My fan will not turn off, and the consequent breeze is turning my fingers numb. I am wearing three shirts. Socks, even. But I need my hands to type, and I have something that needs saying...

But what?

Lately I falter when at the edge of the summit of my thoughts. As soon as I am resolving, deciding, and formulating a small understanding of the muddle, it slips. Sand through murky water. Sinking unseen.

I realized today I hate school for the fluorescent lighting. The ceilings that feel at once too high and too low. The entire idea behind the architecture: to create a welcoming learning environment whilst maintaining the apathy of the sterile, governmental look to the building. Make it bearable for 8 hours, but not 10. Certainly not 12. 3 years, not 4. No, but the end of 4 you're sprinting out of the place hoping that it doesn't lash out some sort of fantastic tentacle-like appendage and drag you back to its center. Actually visually that's sort of a funny idea. I'm not making much sense.
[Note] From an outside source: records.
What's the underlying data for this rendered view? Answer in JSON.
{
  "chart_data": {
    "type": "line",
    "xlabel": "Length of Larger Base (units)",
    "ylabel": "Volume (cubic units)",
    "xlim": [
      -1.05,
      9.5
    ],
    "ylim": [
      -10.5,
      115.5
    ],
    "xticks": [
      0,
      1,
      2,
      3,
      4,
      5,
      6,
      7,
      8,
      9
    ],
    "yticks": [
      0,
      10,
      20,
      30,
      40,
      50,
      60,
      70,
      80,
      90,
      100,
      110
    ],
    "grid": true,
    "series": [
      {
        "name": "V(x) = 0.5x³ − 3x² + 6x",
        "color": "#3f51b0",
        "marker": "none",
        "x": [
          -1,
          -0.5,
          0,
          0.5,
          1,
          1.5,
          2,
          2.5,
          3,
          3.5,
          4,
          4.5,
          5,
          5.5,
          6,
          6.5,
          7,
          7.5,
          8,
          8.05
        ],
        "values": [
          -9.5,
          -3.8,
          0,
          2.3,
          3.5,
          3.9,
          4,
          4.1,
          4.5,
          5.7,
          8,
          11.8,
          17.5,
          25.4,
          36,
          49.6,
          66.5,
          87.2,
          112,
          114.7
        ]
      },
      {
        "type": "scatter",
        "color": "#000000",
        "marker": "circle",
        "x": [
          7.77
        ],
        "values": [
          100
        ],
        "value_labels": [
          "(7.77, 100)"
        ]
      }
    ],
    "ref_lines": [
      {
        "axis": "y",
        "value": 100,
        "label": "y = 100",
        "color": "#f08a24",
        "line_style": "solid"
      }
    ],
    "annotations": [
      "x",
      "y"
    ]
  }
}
I was also thinking about normality, especially in the closed commons during lunch. Zakk slipped into reading today before long, as I was out of words and past forcing them given present situations. I was glad to see the boy with a book anyway. I'm glad to see anyone with one. But looking around at well rounded American teenagers my mind gets inextricably more blown than it did visiting the Hirshhorn Museum last weekend (by the by, if you haven't gone, go.). I wonder what it's like inside of their heads, where school is the first ever present priority and family, friends, boys, church, everything falls in a predetermined order around them. I watched couples, I wondered what it would be like to act so zealously involved in a crowded room, imagining myself in their shoes, attempting to fit myself into their niche. What is it like to not ask the big questions? I'm not trying to generalize, but few I've ever known my own age have asked them. I've spent my entire life with the questions What else? Why not? Why? How? pounding through my head like a steel drum. The concept of not accepting anything easily is the binding on my bones and I'm entirely ignorant of what an existence sans-wondering is like. Is it boring, to live that life? Or would it only be boring for those like myself, who refuse to be content. Are they happy? Do they ask themselves if they're happy?

From the outside looking in, everything seems more simple in life looking around a high school lunch room. Until I realize those lives seem nothing like yours, and are probably nothing like they seem.

I wish I could start running and never stop.